Computer Associates International, once satisfied with going it alone or buying its way into hot new markets, this year plans to lean on powerful partners to launch a slew of ambitious security, storage, management and other efforts.
Fresh off a year full of lawsuits and customer satisfaction issues, the company is trying to clean up its act. It started down that road last year by reorganising its 1,200 products into six brands. CA even unbundled its Unicenter management framework, offering customers more point products to address concerns about interoperability and the high cost of management software.
The next step for CA is to prove itself a capable partner, both for its own good and the benefit of customers who need their CA software to work with products from many other vendors. CA, which pulls in roughly US$5 billion in revenue annually, this year plans to team with the likes of AOL Time Warner, Microsoft, RSA Security and EMC to expand its technology offerings and its reach, according to CA executives during a series of recent briefings with Network World editors.
"Partnerships don't necessarily replace acquisitions, but in order to accelerate our growth, we're concentrating strongly on partnerships," says Russell Artzt, who co-founded CA in 1976 and is now overseeing the company's partnering efforts. "CA products are already in 95 per cent of the Fortune 500 companies, and these partnerships will open up new sales opportunities across all the brands."
To date, 95 partners have joined the CA Smart certification program, which the company initiated last July to ensure that other vendors' software and services work with CA's. Artzt hopes to triple the number of partners in the next few months.
Initially, CA was focusing on getting partners' products to work with its e-business wares, but the September 11 attacks has shifted the company's focus to security and other infrastructure technologies, such as storage, says Tarkan Maner, a CA marketing executive. While IT spending has dried up in many areas, companies at least appear to be spending on security technologies, he says.
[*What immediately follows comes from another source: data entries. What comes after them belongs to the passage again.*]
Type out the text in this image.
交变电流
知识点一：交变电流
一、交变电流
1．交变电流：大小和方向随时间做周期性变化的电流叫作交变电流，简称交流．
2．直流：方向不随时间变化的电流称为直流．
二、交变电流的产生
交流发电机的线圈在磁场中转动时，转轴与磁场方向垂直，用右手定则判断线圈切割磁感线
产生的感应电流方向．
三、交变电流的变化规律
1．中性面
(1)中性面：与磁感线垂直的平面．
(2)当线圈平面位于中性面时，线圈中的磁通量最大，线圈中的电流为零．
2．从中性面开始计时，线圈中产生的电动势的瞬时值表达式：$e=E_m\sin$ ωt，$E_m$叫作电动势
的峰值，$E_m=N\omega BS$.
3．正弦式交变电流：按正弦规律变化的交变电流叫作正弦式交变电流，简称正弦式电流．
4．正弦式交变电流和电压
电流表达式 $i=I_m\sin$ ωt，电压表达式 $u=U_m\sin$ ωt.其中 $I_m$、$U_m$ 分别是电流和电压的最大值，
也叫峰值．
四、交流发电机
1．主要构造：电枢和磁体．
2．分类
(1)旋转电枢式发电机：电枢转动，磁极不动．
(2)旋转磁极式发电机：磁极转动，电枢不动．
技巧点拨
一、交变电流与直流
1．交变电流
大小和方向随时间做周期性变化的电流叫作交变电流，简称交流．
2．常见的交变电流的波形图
In February, CA plans to use RSA Security's annual conference to announce an initiative, code-named CA Genesis, which will exploit four resource centers scattered around the globe, and partnerships with government and academic agencies to detect viruses before they strike customers' networks. The resource centers will research potential virus threats and possibly provide automated virus updates as a paid service. The company declined to be more specific.
CA is already among the top sellers of security products and leads in categories such as authentication, authorisation and administration, where it owns 15.5 per cent of the market, IDC says. But the company, which is especially strong in the mainframe security market, will try to extend its expertise across other platforms and try to boost its name recognition in security beyond what it's already doing, such as running eTrust TV ads.
CA currently partners with RSA on eTrust Single Sign-On software and plans to broaden its relationship with RSA in coming months. CA also has plans to work with more companies on security management.
"It's not like we're missing one big piece, so we're focused more on partnerships than acquisitions here," says Simon Perry, a CA security executive. "We're at an evolutionary, not revolutionary, stage in this market."
CA will also look to expand its management products for backup and storage.
"Storage needs are growing 75 per cent a year, so companies just can't throw people at the problem. They need better management tools," says Philip Treide, a CA vice president who focuses on storage.
The company had a little more than one-third of the market as recently as 1997, but Gartner says CA has since fallen behind EMC, which controls 25 per cent of the market vs. CA's 12 per cent.
While CA works with EMC on some fronts, CA next month plans to release its first stand-alone storage-area network management software product that will compete with EMC offerings. CA is expected to work further with others, such as Brocade, to make sure CA's storage management software is effective in multivendor environments.
Other big names CA may ink deals with include AOL Time Warner and Microsoft.
A potential deal between CA and AOL Time Warner would have the two providing personal security, content protection, and content distribution products and services in coming months. In March, CA may reveal partnerships with Microsoft and Sun to provide customers with Web services offerings via the companies' respective .Net and Java technologies. CA declined to provide further details on either effort.
CA's potential partnerships will suit many CA customers well, particularly those whose heavy investments in CA mainframe and other products essentially make them "prisoners in the CA world," says Jean-Pierre Garbani, an analyst with Giga Information Group. "They want to be considered an IT department store, but it takes a long time to change an image," he says, referring to the company's bullying past.
Still, he says efforts by CA to change the way it does business are encouraging. He points to the company's creation of its Customer Relationship Organization, which assigns service - not sales - representatives to manage relations with customers.
According to CA's Artzt, the goal is for the company to be "the one vendor face to customers." And to be a friendly face at that.